Durante gli scorsi dieci anni, noi della comunità della parrocchia di San Giovanni Evangelista, qui a Rochester, Minnesota, siamo stati colpiti dalla presenza di don John (Lugala) Lasuba, che ci comunica nel profondo le ragioni degli americani che desiderano scoprire il significato della vita in questa “terra a pezzi”. Don John è cresciuto e vissuto in un Paese, il Sudan, che è rimasto immerso nella guerra e nella violenza per tutta la sua vita. Suo padre e quattro fratelli sono stati assassinati nella sua città natale di Yei quando era un bambino. Dopo essere stato ordinato prete nel 1991, ha lasciato le sue sorelle e i suoi amici per andare a prestare il suo servizio sacerdotale nel “bush”, la boscaglia, dove era sotto attacco ogni giorno, dato che la guerra continuava. Il nemico gli dava la caccia e la sua vita era in costante pericolo, costringendolo a rifugiarsi negli Stati Uniti.
Nella nostra parrocchia c’era già una comunità sudanese ed è stata questa l’occasione che ci ha portato ad ospitare don John e a cominciare il nostro rapporto con lui, e poi a costruire la scuola St. John nella sua città di Yei. La nostra gente è commossa dalla sua presenza, il garbo della semplicità ci attrae e risveglia in noi il desiderio di seguire. Non ha nessun desiderio di vendetta, ma è pieno del richiamo a quell’abbraccio di misericordia che ci permette un futuro pieno di speranza.
Così, alcuni dei nostri parrocchiani sono stati spinti a iniziare a discutere sulla possibilità di costruire una scuola elementare a Yei, nel Sud Sudan. Le sfide incontrate sono notevoli, ma le porte continuano ad aprirsi quando noi affrontiamo la realtà nella sua totalità e ci accorgiamo che Cristo ci sta conducendo ad aiutare i bambini di questa terra di povertà e guerra. Due gruppi sono andati a visitare Yei e sono tornati ancora più convinti del nostro obiettivo. Abbiamo raccolto 700mila dollari e la scuola sta per essere costruita. Avevamo un disperato bisogno di risolvere il problema del personale della scuola e abbiamo ricevuto il dono di alcuni nostri amici di Kampala che ci hanno mostrato la strada.
Un altro segno di essere stati “colpiti” è la risposta di una famiglia di sette persone della nostra parrocchia, che si è impegnata ad andare il prossimo gennaio a Yei per aiutare nella costruzione della scuola. I loro figli hanno un’età che va dai tre ai tredici anni e desiderano sperimentare questo dinamismo e ottimismo che risulta così attraente.
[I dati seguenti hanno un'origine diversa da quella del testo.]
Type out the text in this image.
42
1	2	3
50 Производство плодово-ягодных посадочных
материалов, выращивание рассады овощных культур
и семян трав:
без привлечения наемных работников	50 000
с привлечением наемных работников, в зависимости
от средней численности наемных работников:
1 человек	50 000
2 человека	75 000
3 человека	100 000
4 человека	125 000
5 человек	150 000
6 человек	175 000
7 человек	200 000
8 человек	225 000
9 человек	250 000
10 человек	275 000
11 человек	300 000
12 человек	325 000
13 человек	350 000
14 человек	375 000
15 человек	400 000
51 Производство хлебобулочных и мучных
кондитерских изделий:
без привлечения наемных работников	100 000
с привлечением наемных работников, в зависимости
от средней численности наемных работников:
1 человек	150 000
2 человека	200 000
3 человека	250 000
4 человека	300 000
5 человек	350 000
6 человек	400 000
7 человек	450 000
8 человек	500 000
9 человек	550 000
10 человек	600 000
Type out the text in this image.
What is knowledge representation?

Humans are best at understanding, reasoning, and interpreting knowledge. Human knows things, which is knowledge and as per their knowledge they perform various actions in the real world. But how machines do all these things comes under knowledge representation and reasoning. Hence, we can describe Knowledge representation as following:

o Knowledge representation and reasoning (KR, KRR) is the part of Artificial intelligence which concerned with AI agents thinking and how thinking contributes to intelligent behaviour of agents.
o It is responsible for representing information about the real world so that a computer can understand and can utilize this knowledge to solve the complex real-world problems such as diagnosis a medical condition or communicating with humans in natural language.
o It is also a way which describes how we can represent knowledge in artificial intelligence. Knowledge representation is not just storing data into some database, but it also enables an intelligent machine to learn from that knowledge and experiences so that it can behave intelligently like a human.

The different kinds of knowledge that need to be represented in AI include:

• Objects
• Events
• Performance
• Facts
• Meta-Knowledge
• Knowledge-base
Sono ben coscienti di ciò che verrà loro richiesto e delle difficoltà che dovranno affrontare, ma sanno che faranno esperienza di una realtà che li porterà a Cristo e a una umanità più vera.
Le percezioni che ci arrivano dai media sono un fatto e bisogna non essere ingenui, perché il dramma dell’Africa in tante zone è orribile, ma le persone desiderano stare con questa umanità che rivela una modalità vera di accettare ciò che è dato e di scoprire Gesù con un volto che alimenta il cuore nel modo più vivo e vero. Don John ci ha dato un modello con il suo modo di vivere: non ci “predica” con vuote parole o con lunghi ragionamenti, ma è e vive senza paure che stravolgono e ci propone l’avventura di una esperienza che invita gli amici a incontrare Dio nella Carne.